Which Extensible Authentication Protocol types are supported by the Cisco Unified Wireless Network?

A. EAP-TLS, PEAP-MSCHAPv2 and PEAP-GTC only
B. LEAP and EAP-FAST only
C. EAP-TLS, PEAP-MSCHAPv2, PEAP-GTC, LEAP, EAP-FAST only
D. Any EAP supported by the RADIUS authentication server

 

Answer: D

Question 6

The 4-way handshake is used to establish which key during the WPA authentication process?

A. Pairwise Master Key
B. Pairwise Multiple Key
C. Pairwise Session Key
D. Pairwise Transient Key
E. Pairwise Transverse Key

 

Answer: D

Explanation

After a successful EAP authentication the 4-way handshake begins

Objective: Generate PTK and confirm the procession and freshness of PTK.

Assumption: PMK only known to Supplicant and Authenticator, never transmitted over network.

4-way_handshake_WPA.jpg

PTK: Pairwise Transient Key
PMK: Pairwise Master Key
ANonce: nonce generated by authenticator
SNonce: nonce generated by supplicant

Initial stage: The Supplicant generates a random number called SNonce and the Authenticator generates a random number called ANonce.

1) The AP first sends ANonce to the client, including its MAC address. The client then uses a common passphrase along with this random number to derive Pairwise Transient Key (PTK) that is used to encrypt data to the AP.

Note: The PTK is generated by the ANonce, authenticator MAC address as well as the SNonce and MAC address of the Supplicant.

2) The Supplicant then sends its own random number to the AP (called SNonce), along with a Message Integrity Code (MIC) and Security parameters (RSN), which are used to ensure that the data is not tampered with.

3) The AP generates GTK key used to encrypt unicast traffic to the client. To validate, the AP sends the random number again, encrypted using the derived PTK.

4) A final message is sent, indicating that the PTK is in place on both sides.
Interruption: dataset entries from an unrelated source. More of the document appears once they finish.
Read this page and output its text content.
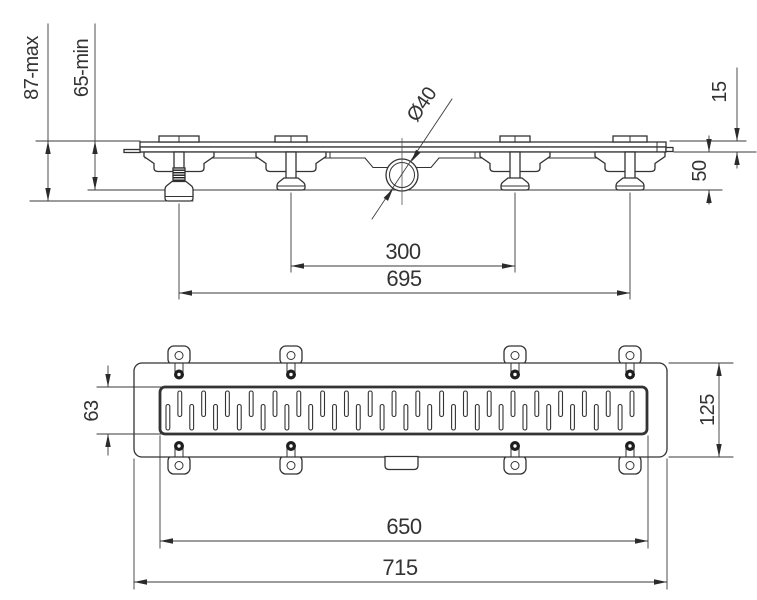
Ø40
87-max 65-min	15
50
300
695
63	125
650
715
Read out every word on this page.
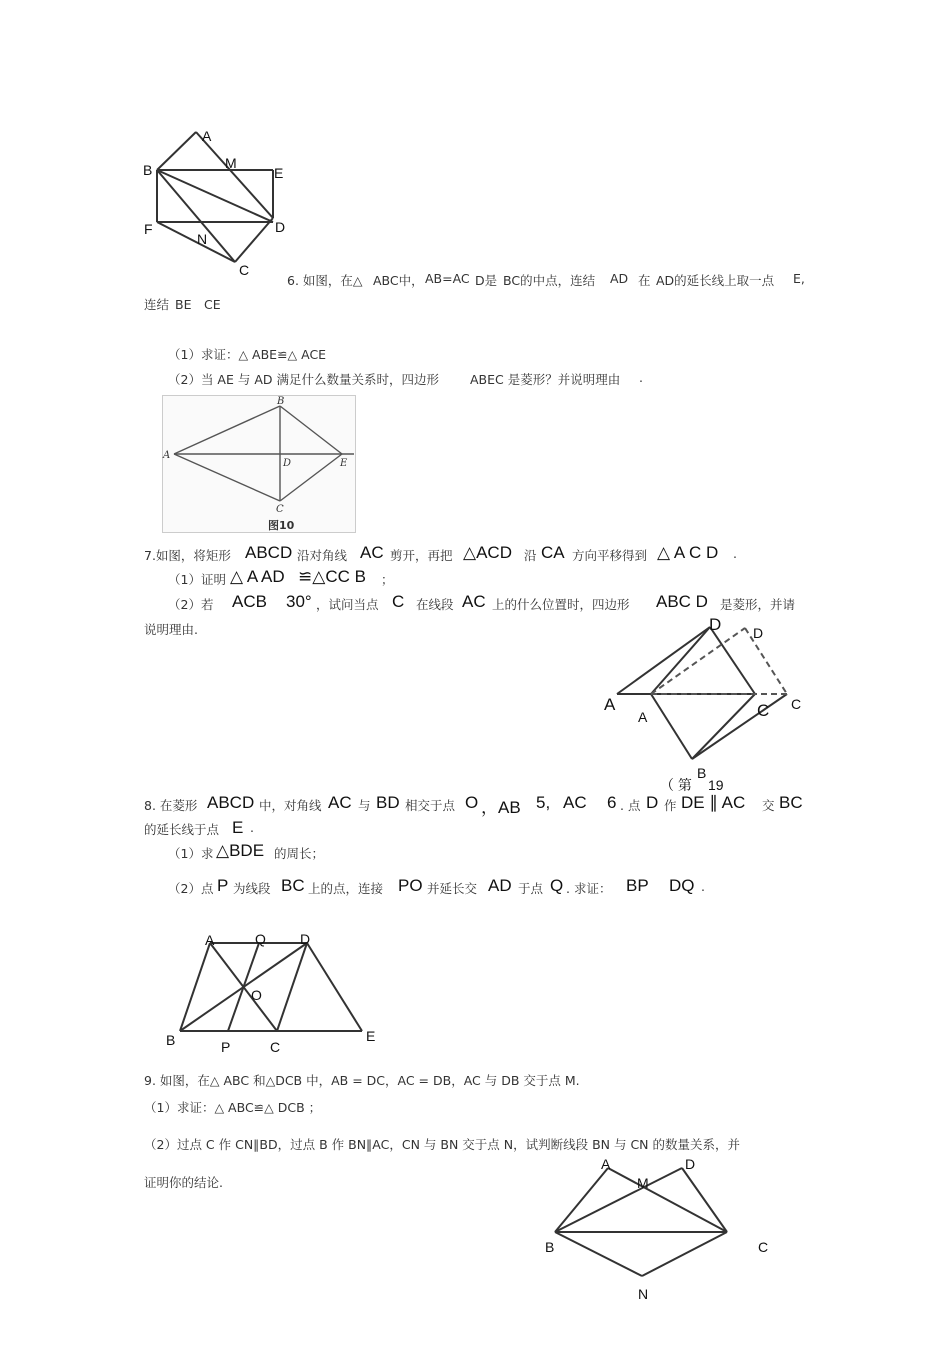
A
B	M
E
F
N
D
C
6. 如图，在△ ABC中， AB=AC D是 BC的中点，连结 AD 在 AD的延长线上取一点 E,
连结 BE CE
（1）求证：△ ABE≌△ ACE
（2）当 AE 与 AD 满足什么数量关系时，四边形 ABEC 是菱形？并说明理由 .
A
B
D	E
C
图10
7.如图，将矩形 ABCD 沿对角线 AC 剪开，再把 △ACD 沿 CA 方向平移得到 △ A C D .
（1）证明 △ A AD ≌△CC B ；
（2）若 ACB 30° ，试问当点 C 在线段 AC 上的什么位置时，四边形 ABC D 是菱形，并请
说明理由.	D D
A
A	C C
B
（ 第 19
8. 在菱形 ABCD 中，对角线 AC 与 BD 相交于点 O ，AB 5, AC 6 . 点 D 作 DE ∥ AC 交 BC
的延长线于点 E .
（1）求 △BDE 的周长；
（2）点 P 为线段 BC 上的点，连接 PO 并延长交 AD 于点 Q . 求证： BP DQ .
A	Q D
O
B	P	C
E
9. 如图，在△ ABC 和△DCB 中，AB = DC，AC = DB，AC 与 DB 交于点 M.
（1）求证：△ ABC≌△ DCB ；
（2）过点 C 作 CN∥BD，过点 B 作 BN∥AC，CN 与 BN 交于点 N，试判断线段 BN 与 CN 的数量关系，并
证明你的结论.
A	D
M
B	C
N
Therefore, the four-way handshake is used to obtain the Pairwise Transient Key that is used for communication between the device and the Access Point.

Question 7

Which four parameters need to be configured for local EAP-FAST on the controller? (Choose four)

A. Authority ID
B. Authority ID Information
C. Client Key
D. PAC
E. Server Key
F. TTL for PAC
G. Monitor Key
H. NTP Source

 

Answer: A B E F

Explanation

EAP-FAST is designed to speed re-authentication when a station roams from one AP to another. Here are the parameters that can be configured:

* Server Key (in hexadecimal): The key (in hexadecimal characters) used to encrypt and decrypt PACs.
* Time to Live for the PAC: Enter the number of days for the PAC to remain viable. The valid range is 1 to 1000 days, and the default setting is 10 days.
* Authority ID (in hexadecimal): Enter the authority identifier of the local EAP-FAST server in hexadecimal characters. It is possible to enter up to 32 hexadecimal characters,  but an even number of characters must be entered. This will identify the controller as the emitter of the PAC.
* Authority ID Information: Enter the authority identifier of the local EAP-FAST server in text format.
* Anonymous Provision: Enable this setting to allow anonymous provisioning. This feature allows PACs to be sent automatically to clients that do not have one during PAC provisioning. If this feature is disabled, PACS must be manually provisioned. Disable this feature when using EAP-FAST with certificates. The default setting is enabled.

Question 8

When using the enterprise-based authentication method for WPA2, a bidirectional handshake exchange occurs between the client and the authenticator. Which five statements are results of that exchange using controller based network? (Choose five)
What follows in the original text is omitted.